Tuesday, March 16, 2010

Healing Spices- They May Prevent Inflammation and even Cancer


Black pepper and tumeric may become your most favorite spices on your shelf.

The newest studies are confirming what has been known by herbalists for centuries; these spices are healing and when used wisely they may help keep inflammation and even cancer at bay.

According to webMD.com the University of Michigan Comprehensive Cancer Center found that piperine and curcumin thwart stem cell development into breast cancer cells when tested in the lab. The research was looking at stem cells as it is now thought that they have the potential to become cancerous under certain conditions.

It is the curcumin in the turmeric that is effecting the breast cancer cell growth. Last summer at the Herbal Symposium at Sonoma State University in Cotati, California Chanchal Cabrera spoke on Cyto-Toxic Herbs and Cancer. Turmeric was one of the many herbs she cited suggesting that it may effect as many as 395 different pathways to cancer cell development! Drug companies feel fortunate when they can affect one or two pathways.

The University of Michigan's research pointed to the fact that the curcumin's action was enhanced by the black pepper, or the piperine found in the black pepper. Both of these common spices have anti-inflammatory polyphenols.

What they didn't say was that food and spices work in a synergistic way to protect the body; meaning that there is more happening than the action of the two identified compounds in the Michigan study. The spices offer many phytochemicals which may support the action of the piperine and curcumin. Human cells can understand the spices' language - information - because they are not synthetically created. No, they are nature's best work.

So use spices, many of them and frequently. We are just realizing how they can nourish and protect us.



Kichadi Plus


Kitchadi (kitchari, kitcharee) is one the traditional foods used in India’s Ayurvedic system of healing. Kitchadi is recommended anytime you are feeling under the weather, needing to be cleansed, or needing to rest and rejuvenate the deeper tissues. Made with nutritive-rich and easily digested mung beans and basmati rice, the combination offers balanced protein and carbohydrates. The simplicity of the dish along with its healing spices help support digestion. The more liquid you use, the easier it is to digest.

¾ cup split mung beans (sprouted if possible)
¾ cup Basmati rice, white or brown

2 teaspoons ghee (clarified unsalted butter) or olive oil
1 teaspoon mustard seeds
1 ½ teaspoons whole cumin seeds
1 teaspoon fennel seeds or ½ teaspoon fenugreek seeds

1 teaspoon coriander powder,
1 teaspoon turmeric
1/4 teaspoon cardamom
1” piece of fresh ginger grated

2 - 4 cups of washed and chopped vegetables:
- Slow cooking: sweet potato, carrot, turnip, lotus root, burdock root, kale
- Fast cooking: broccoli, asparagus, summer squash, green beans, peas, spinach, chard

1. Cover the mung beans and rice with water and let it soak for at least 30 minutes while you prepare the rest of your ingredients.

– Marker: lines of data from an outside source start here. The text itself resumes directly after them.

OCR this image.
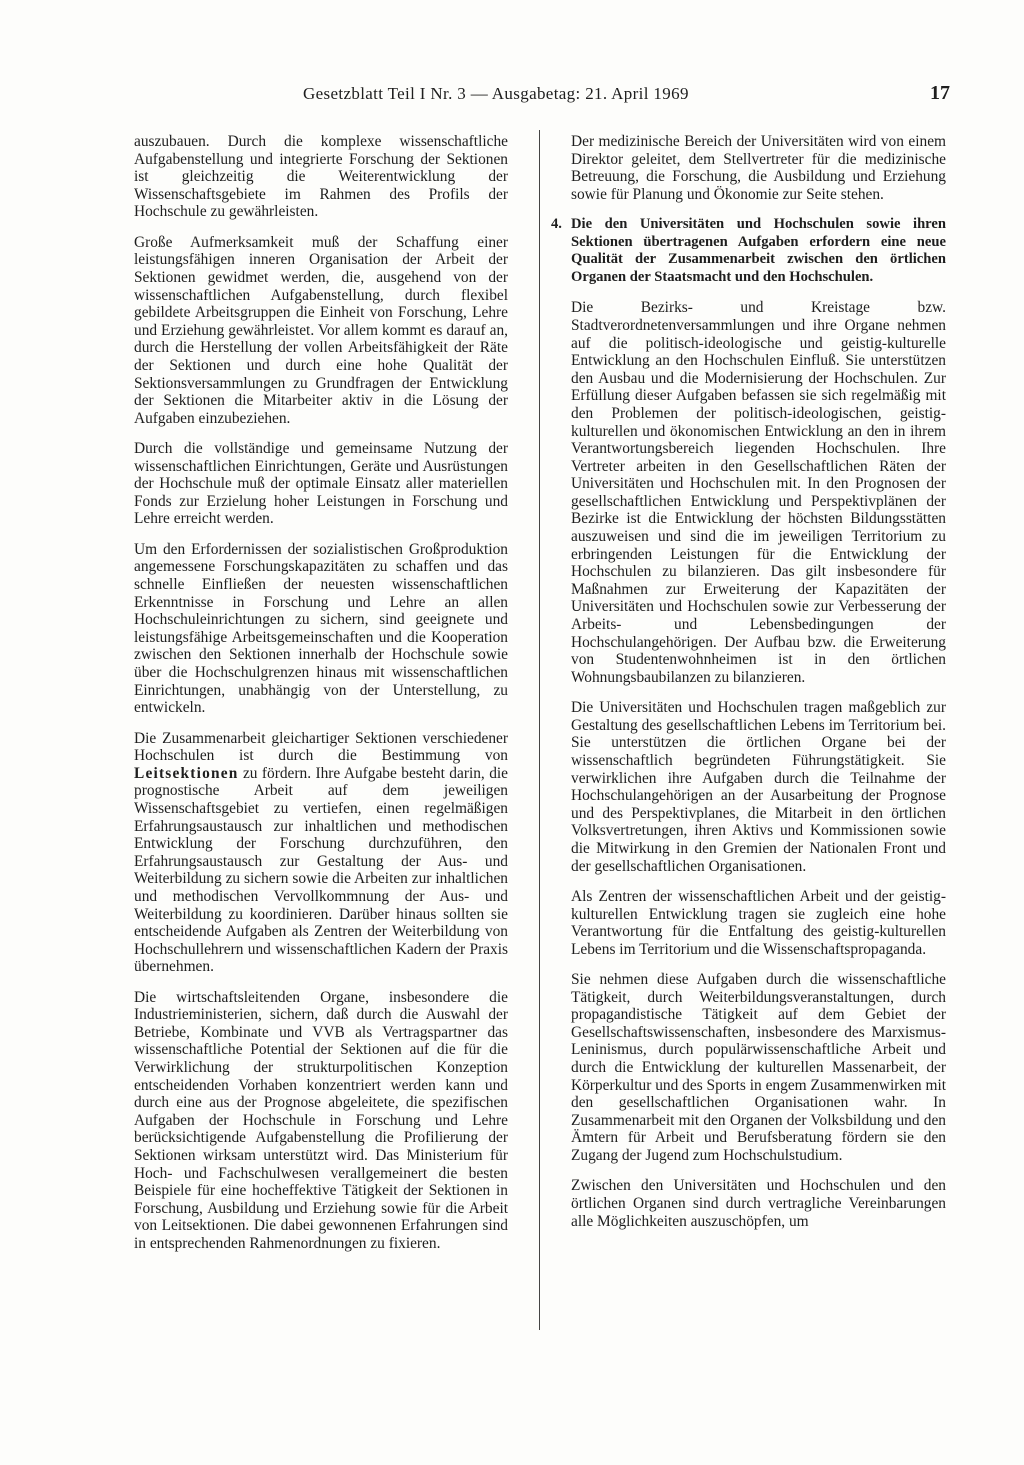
Gesetzblatt Teil I Nr. 3 — Ausgabetag: 21. April 1969	17

auszubauen. Durch die komplexe wissenschaftliche Aufgabenstellung und integrierte Forschung der Sektionen ist gleichzeitig die Weiterentwicklung der Wissenschaftsgebiete im Rahmen des Profils der Hochschule zu gewährleisten.

Große Aufmerksamkeit muß der Schaffung einer leistungsfähigen inneren Organisation der Arbeit der Sektionen gewidmet werden, die, ausgehend von der wissenschaftlichen Aufgabenstellung, durch flexibel gebildete Arbeitsgruppen die Einheit von Forschung, Lehre und Erziehung gewährleistet. Vor allem kommt es darauf an, durch die Herstellung der vollen Arbeitsfähigkeit der Räte der Sektionen und durch eine hohe Qualität der Sektionsversammlungen zu Grundfragen der Entwicklung der Sektionen die Mitarbeiter aktiv in die Lösung der Aufgaben einzubeziehen.

Durch die vollständige und gemeinsame Nutzung der wissenschaftlichen Einrichtungen, Geräte und Ausrüstungen der Hochschule muß der optimale Einsatz aller materiellen Fonds zur Erzielung hoher Leistungen in Forschung und Lehre erreicht werden.

Um den Erfordernissen der sozialistischen Großproduktion angemessene Forschungskapazitäten zu schaffen und das schnelle Einfließen der neuesten wissenschaftlichen Erkenntnisse in Forschung und Lehre an allen Hochschuleinrichtungen zu sichern, sind geeignete und leistungsfähige Arbeitsgemeinschaften und die Kooperation zwischen den Sektionen innerhalb der Hochschule sowie über die Hochschulgrenzen hinaus mit wissenschaftlichen Einrichtungen, unabhängig von der Unterstellung, zu entwickeln.

Die Zusammenarbeit gleichartiger Sektionen verschiedener Hochschulen ist durch die Bestimmung von Leitsektionen zu fördern. Ihre Aufgabe besteht darin, die prognostische Arbeit auf dem jeweiligen Wissenschaftsgebiet zu vertiefen, einen regelmäßigen Erfahrungsaustausch zur inhaltlichen und methodischen Entwicklung der Forschung durchzuführen, den Erfahrungsaustausch zur Gestaltung der Aus- und Weiterbildung zu sichern sowie die Arbeiten zur inhaltlichen und methodischen Vervollkommnung der Aus- und Weiterbildung zu koordinieren. Darüber hinaus sollten sie entscheidende Aufgaben als Zentren der Weiterbildung von Hochschullehrern und wissenschaftlichen Kadern der Praxis übernehmen.

Die wirtschaftsleitenden Organe, insbesondere die Industrieministerien, sichern, daß durch die Auswahl der Betriebe, Kombinate und VVB als Vertragspartner das wissenschaftliche Potential der Sektionen auf die für die Verwirklichung der strukturpolitischen Konzeption entscheidenden Vorhaben konzentriert werden kann und durch eine aus der Prognose abgeleitete, die spezifischen Aufgaben der Hochschule in Forschung und Lehre berücksichtigende Aufgabenstellung die Profilierung der Sektionen wirksam unterstützt wird. Das Ministerium für Hoch- und Fachschulwesen verallgemeinert die besten Beispiele für eine hocheffektive Tätigkeit der Sektionen in Forschung, Ausbildung und Erziehung sowie für die Arbeit von Leitsektionen. Die dabei gewonnenen Erfahrungen sind in entsprechenden Rahmenordnungen zu fixieren.

Der medizinische Bereich der Universitäten wird von einem Direktor geleitet, dem Stellvertreter für die medizinische Betreuung, die Forschung, die Ausbildung und Erziehung sowie für Planung und Ökonomie zur Seite stehen.

4. Die den Universitäten und Hochschulen sowie ihren Sektionen übertragenen Aufgaben erfordern eine neue Qualität der Zusammenarbeit zwischen den örtlichen Organen der Staatsmacht und den Hochschulen.

Die Bezirks- und Kreistage bzw. Stadtverordnetenversammlungen und ihre Organe nehmen auf die politisch-ideologische und geistig-kulturelle Entwicklung an den Hochschulen Einfluß. Sie unterstützen den Ausbau und die Modernisierung der Hochschulen. Zur Erfüllung dieser Aufgaben befassen sie sich regelmäßig mit den Problemen der politisch-ideologischen, geistig-kulturellen und ökonomischen Entwicklung an den in ihrem Verantwortungsbereich liegenden Hochschulen. Ihre Vertreter arbeiten in den Gesellschaftlichen Räten der Universitäten und Hochschulen mit. In den Prognosen der gesellschaftlichen Entwicklung und Perspektivplänen der Bezirke ist die Entwicklung der höchsten Bildungsstätten auszuweisen und sind die im jeweiligen Territorium zu erbringenden Leistungen für die Entwicklung der Hochschulen zu bilanzieren. Das gilt insbesondere für Maßnahmen zur Erweiterung der Kapazitäten der Universitäten und Hochschulen sowie zur Verbesserung der Arbeits- und Lebensbedingungen der Hochschulangehörigen. Der Aufbau bzw. die Erweiterung von Studentenwohnheimen ist in den örtlichen Wohnungsbaubilanzen zu bilanzieren.

Die Universitäten und Hochschulen tragen maßgeblich zur Gestaltung des gesellschaftlichen Lebens im Territorium bei. Sie unterstützen die örtlichen Organe bei der wissenschaftlich begründeten Führungstätigkeit. Sie verwirklichen ihre Aufgaben durch die Teilnahme der Hochschulangehörigen an der Ausarbeitung der Prognose und des Perspektivplanes, die Mitarbeit in den örtlichen Volksvertretungen, ihren Aktivs und Kommissionen sowie die Mitwirkung in den Gremien der Nationalen Front und der gesellschaftlichen Organisationen.

Als Zentren der wissenschaftlichen Arbeit und der geistig-kulturellen Entwicklung tragen sie zugleich eine hohe Verantwortung für die Entfaltung des geistig-kulturellen Lebens im Territorium und die Wissenschaftspropaganda.

Sie nehmen diese Aufgaben durch die wissenschaftliche Tätigkeit, durch Weiterbildungsveranstaltungen, durch propagandistische Tätigkeit auf dem Gebiet der Gesellschaftswissenschaften, insbesondere des Marxismus-Leninismus, durch populärwissenschaftliche Arbeit und durch die Entwicklung der kulturellen Massenarbeit, der Körperkultur und des Sports in engem Zusammenwirken mit den gesellschaftlichen Organisationen wahr. In Zusammenarbeit mit den Organen der Volksbildung und den Ämtern für Arbeit und Berufsberatung fördern sie den Zugang der Jugend zum Hochschulstudium.

Zwischen den Universitäten und Hochschulen und den örtlichen Organen sind durch vertragliche Vereinbarungen alle Möglichkeiten auszuschöpfen, um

2. Heat the ghee or olive oil in a 3 quart saucepan. Add the mustard, cumin and fennel seeds. Stir, cooking over medium heat, until they begin to pop. Reduce the heat to low and stir in the powdered herbs and fresh ginger. Cook, stirring continually, until you begin to smell their aromas, about 30-45 seconds.

3. Add the slow cooking vegetables (root vegetables, winter squash, potatoes, kale) into the ghee and spices along with the drained rice and mung beans. Stir to coat all the ingredients with the spice mixture.

4. Add about 4 cups of water or broth. Bring everything to a boil, then cover and reduce the heat to medium low. Cook for 15 minutes, then add another 3 – 4 cups of water and any remaining quick cooking vegetables.

5. Garnish with any or all of the following: Bragg’s Aminos, gomasio, toasted pumpkin seeds, toasted coconut, goji berries, or yogurt.